É importante que fiquemos livres desta necessidade e passemos a usar somente motores elétricos.
– Vamos buscar mais longe.
Steno juntou-se a ele olhando para a construção abaixo
– O problema é que tem mais gente atrás dos combustíveis. Quanto mais as equipes se distanciam de Marônica, mais ficam expostas a ataques. Isto sem falar que acabamos invadindo territórios que outros povoados consideram como seus.
– Tem razão, não havia pensado nisto – levou a mão ao queixo, o verde do mato prendia sua atenção – Vamos chamar mais gente para acelerar a obra. Este pessoal não pára de chegar de tudo quanto é canto. Vamos pô-los para trabalhar.
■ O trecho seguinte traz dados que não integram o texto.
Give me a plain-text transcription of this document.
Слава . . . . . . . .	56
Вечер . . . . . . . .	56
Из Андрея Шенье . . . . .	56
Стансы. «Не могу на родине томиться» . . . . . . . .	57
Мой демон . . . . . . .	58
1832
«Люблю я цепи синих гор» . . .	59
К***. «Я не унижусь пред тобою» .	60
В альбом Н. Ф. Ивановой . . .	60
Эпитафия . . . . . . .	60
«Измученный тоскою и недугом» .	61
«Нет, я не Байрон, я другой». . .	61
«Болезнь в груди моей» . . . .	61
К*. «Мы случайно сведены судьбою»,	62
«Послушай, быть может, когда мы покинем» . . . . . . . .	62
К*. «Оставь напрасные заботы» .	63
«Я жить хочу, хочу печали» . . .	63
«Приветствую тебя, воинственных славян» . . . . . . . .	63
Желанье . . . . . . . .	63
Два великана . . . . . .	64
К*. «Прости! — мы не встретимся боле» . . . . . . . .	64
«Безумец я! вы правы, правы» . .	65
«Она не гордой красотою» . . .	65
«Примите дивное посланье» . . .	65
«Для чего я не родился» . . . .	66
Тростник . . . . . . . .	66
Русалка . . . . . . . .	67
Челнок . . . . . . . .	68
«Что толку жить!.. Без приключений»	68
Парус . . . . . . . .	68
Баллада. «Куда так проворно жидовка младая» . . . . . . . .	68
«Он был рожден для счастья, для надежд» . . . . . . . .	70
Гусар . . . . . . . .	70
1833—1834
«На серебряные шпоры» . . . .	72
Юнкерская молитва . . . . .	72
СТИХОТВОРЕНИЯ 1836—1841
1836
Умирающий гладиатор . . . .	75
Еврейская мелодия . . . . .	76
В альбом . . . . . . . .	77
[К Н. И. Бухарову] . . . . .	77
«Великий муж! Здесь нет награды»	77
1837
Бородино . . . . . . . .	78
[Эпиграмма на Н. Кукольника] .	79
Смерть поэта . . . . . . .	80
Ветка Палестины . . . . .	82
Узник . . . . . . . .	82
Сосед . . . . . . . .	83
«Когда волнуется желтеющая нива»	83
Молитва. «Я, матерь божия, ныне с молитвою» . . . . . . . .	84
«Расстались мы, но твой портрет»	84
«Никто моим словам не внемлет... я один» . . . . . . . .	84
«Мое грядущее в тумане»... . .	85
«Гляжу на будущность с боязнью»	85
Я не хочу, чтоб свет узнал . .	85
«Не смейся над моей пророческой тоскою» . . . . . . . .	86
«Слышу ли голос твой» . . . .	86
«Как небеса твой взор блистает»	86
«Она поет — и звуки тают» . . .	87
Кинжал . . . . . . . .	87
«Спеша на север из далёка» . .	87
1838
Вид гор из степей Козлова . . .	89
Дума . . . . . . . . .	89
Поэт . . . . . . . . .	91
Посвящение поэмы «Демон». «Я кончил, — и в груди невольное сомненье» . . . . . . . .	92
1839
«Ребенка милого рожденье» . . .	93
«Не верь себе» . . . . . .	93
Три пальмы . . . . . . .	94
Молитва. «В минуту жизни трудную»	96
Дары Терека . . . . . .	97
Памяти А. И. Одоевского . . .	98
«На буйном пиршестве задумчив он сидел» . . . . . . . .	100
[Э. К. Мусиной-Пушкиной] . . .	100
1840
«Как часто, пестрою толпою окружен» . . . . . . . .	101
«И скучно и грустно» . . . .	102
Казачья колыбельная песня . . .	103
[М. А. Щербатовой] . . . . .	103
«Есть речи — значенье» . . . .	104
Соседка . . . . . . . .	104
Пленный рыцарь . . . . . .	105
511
– Bem, este pode ser mais um assunto para a reunião.
– Sim, claro…
Um movimento rápido na floresta chamou sua atenção. Deu uma leve cutucada em Steno e disse:
– Você viu?
– Viu o que?
– Ali adiante! Entre aquelas árvores.
Zalian acurou a visão para ver se capturava o movimento caso se repetisse. E ele se repetiu, mas um pouco mais à direita.
– Ali!
– Ali, onde, Zal? O que você está falando?
Desta vez o fenômeno aconteceu mais claro e mais devagar, embora fosse numa fração de segundos. O que ele viu ressaltou-se no fundo verde escuro das árvores: uma mulher de cabelos longos e um esvoaçante vestido branco.
– Está tudo bem, amigo? – Steno segurou-o no ombro.
Zalian forçou os olhos, mas nada restara além dos musgos, ramos e folhas balançando na brisa.
– Tudo bem, tudo bem. Mas acho que não dormi nada bem mesmo.